"How do I avoid the inevitable mood swing when a couple of trades go bad? For a few days in March I was afraid to get back on the horse and had to tell myself to jump back on/trade as the only way to get over it."
My response is that you'll *always* have situations in which "a couple of trades go bad". If you average 55% winning trades, you'll have two consecutive losers about 20% of the time. For the active trader, that means that "a couple of trades go bad" occurs every week, if not daily.
Mood swings when trades go bad are *not* inevitable. The professional trader *plans* to be wrong and manages positions accordingly. That trader knows that you can trade well and still have a couple of trades go bad. Embracing risk and uncertainty, the successful trader limits losses by controlling position sizes and establishing loss limits (per trade, per day).
The good trade gone bad often provides a trader with valuable information--if the trader is open to the message. Today I worked with a trader who tried to buy the market in the afternoon, only to get stopped out. Shortly after, he noticed weakness in the 10-year Treasury notes and reversed his position. By day's end, he was profitable by a healthy six figure sum. The "bad trade" offered opportunity, not threat.

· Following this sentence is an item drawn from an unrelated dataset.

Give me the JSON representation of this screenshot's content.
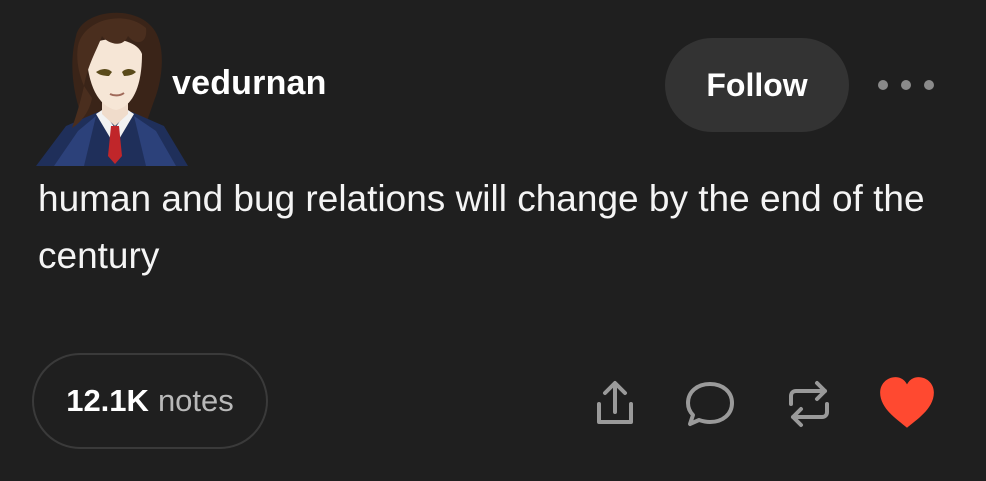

If you do experience mood swings around losing trades, it's probably because you are evaluating yourself by the criterion of being right--not by the criterion of trading well. It isn't the losing trade making you feel bad; it's the perfectionistic expectation that you should always be right. By embracing uncertainty and staying open to learning from it, the threat of losing can turn into the opportunity of rethinking market assumptions.